At various points in my life, home has encompassed everything and nothing. Up until age of 6, home started and finished within the my bedroom walls, a universe where reality was merely a stumbling block on the road to infinite possibility. I enacted elaborate and passionate scenes in which I played both hero and villain: sometimes an impoverished orphan relegated to forage in barren forests, other times a tyrannical queen tasked with punishment through violent words and the occasional hurled object. Whether I was accompanied by my solemnly obedient 3-year old brother or a handful of imaginary friends did not matter; I was company enough for myself.

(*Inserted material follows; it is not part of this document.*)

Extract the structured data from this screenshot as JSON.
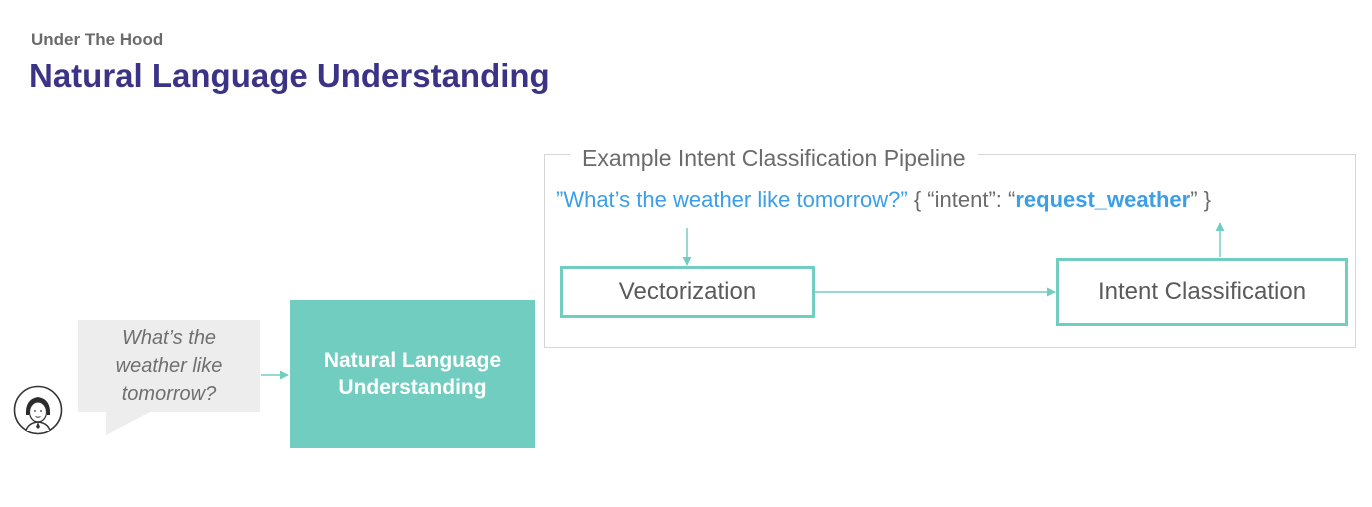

As I grew older, home expanded to include vast stretches of Hyde Park and Daisy’s house. Daisy’s house was 4 stories of crash and clutter a full 45 minutes drive away from my family’s apartment (and therefore in another world entirely). Proud black lettering above the front door declared it a “Symposium Institute,” which imbued a sense of authority simply because I didn’t know what it meant. It is her home and not mine that I recall with English fondness; her home with its “lottie” (the allotment, or vegetable garden), its parakeets in vast cages, its apple crumbles and milky tea. The make-believe of Symposium Institute more closely mimicked reality than my former childish play: an enduring favorite of ours was “shop,” a game that involved rearranging all of Daisy’s belongings into elaborate storefront displays. Whereas my curation always resembled the local corner store, Daisy assembled veritable boutiques, and I both loathed and adored her for it. Symposium Institute and its acres of shops were where chaos and order co-existed perfectly to conjure a warmth that was, to my 10 year old self, the very essence of Home.
By age 15, home appeared to have shrunk quite unexpectedly to tuck itself into the smallest of pockets beneath my ribcage. I spackled my eyelids with peacock shadow and wandered London’s streets eyes downcast, crossing perpetually cold fingers that my teenage armor would nurture a latent home of sorts. In the quietest hours of morning, I curled into window ledges and chain-smoked cigarettes, scouring my wrist, my neck, my chest for a thudding beat. Home seemed an aching black hole that made me wonder whether I existed at all.
And then the departure. I orchestrated an elaborate London goodbye that involved a picnic, nightclubs, and watermelon margaritas. I clutched at school friends and vowed to visit, write, and return, embarrassed by the tears to which I could muster only an apologetic stare. Later that night in my empty bedroom, I threw myself onto the carpet and sobbed uncontrollably -- mourning in part the loss of those glorious women, in part the loss of my childhood home, but mostly the sheer absence of any sense of loss at all. Ironically, I would re-enact this scene 7 years later following the sale of my childhood home, and feel profoundly in that moment that I had lost everything.
On a California college campus, home is nowhere to be found. The memory of that place oceans away softened with distance and time, and for years I clung to it as a rosy talisman of comfort. I return to London intermittently where I’m forced to acknowledge that I Am Grown, and Real Life must be accommodated as more than a slight inconvenience. I seek refuge on the empty stages and black box spaces of the Drama Department, sometimes alone, other times in an awkward rat pack of players, each of us uniquely homeless and heartbroken.
It’s around that time that I discover and relish the freedom of feeling uprooted. Homelessness becomes an integral part of my selfhood, and my ever-changing state of mind a refuge. I study the novels of Virginia Woolf, and Home is a gossamer evening in The Ramseys’ garden. I attend a lecture on Magical Realism, and Home is invisible cities and ancient curses. I throw myself wholeheartedly into the absurdity of a Ionesco play and lose enough of my grip on reality that I sink into a post-production depression. I spend hours alone in ghost-lit rehearsal spaces poking at each corner of a 2 minute monologue, always reluctant to leave come midnight. Home became everything I allowed into my consciousness, and I therefore anything I chose it to be.
And then 22: Home is a man, and his name is Daniel. Our first makeshift apartment has an air peculiar to the perennially homeless and transplanted: fevered and clutching; every single object and event is imbued with epic significance. Breakfast making and laundry become life-or-death activities, where a sideways glance or misinterpreted comment could lead to threats of abandonment followed by dramatic pleas for forgiveness. Home is both teenage passion and painfully adult, and I ebb for years between states of euphoria and despair. In intermittent moments of peaceful calm life stands still: I am loved, and I feel like I am everything.
And now, 27. Home is the bottom half of a Victorian building that I have inhabited, alone, for nine days. It is the imposing photograph of Big Ben that guarded my childhood bed and now presides over my empty living room. It is the mattress purchased with and slept in by the man who was my home for my early twenties -- and retains to me still an unparalleled sense of safety and comfort. It is broken dresser-drawers, books whose pages I inhabited for weeks at a time, and leaky pens -- the ghosts of jobs past. It is the clackety armchair I purchased for 50 dollars from my neighbor's garage sale. It is a stranger’s chandeliers and fridge, and my mother’s blue and white china.
I carry these homes with me, and all I am now is everything they have ever been.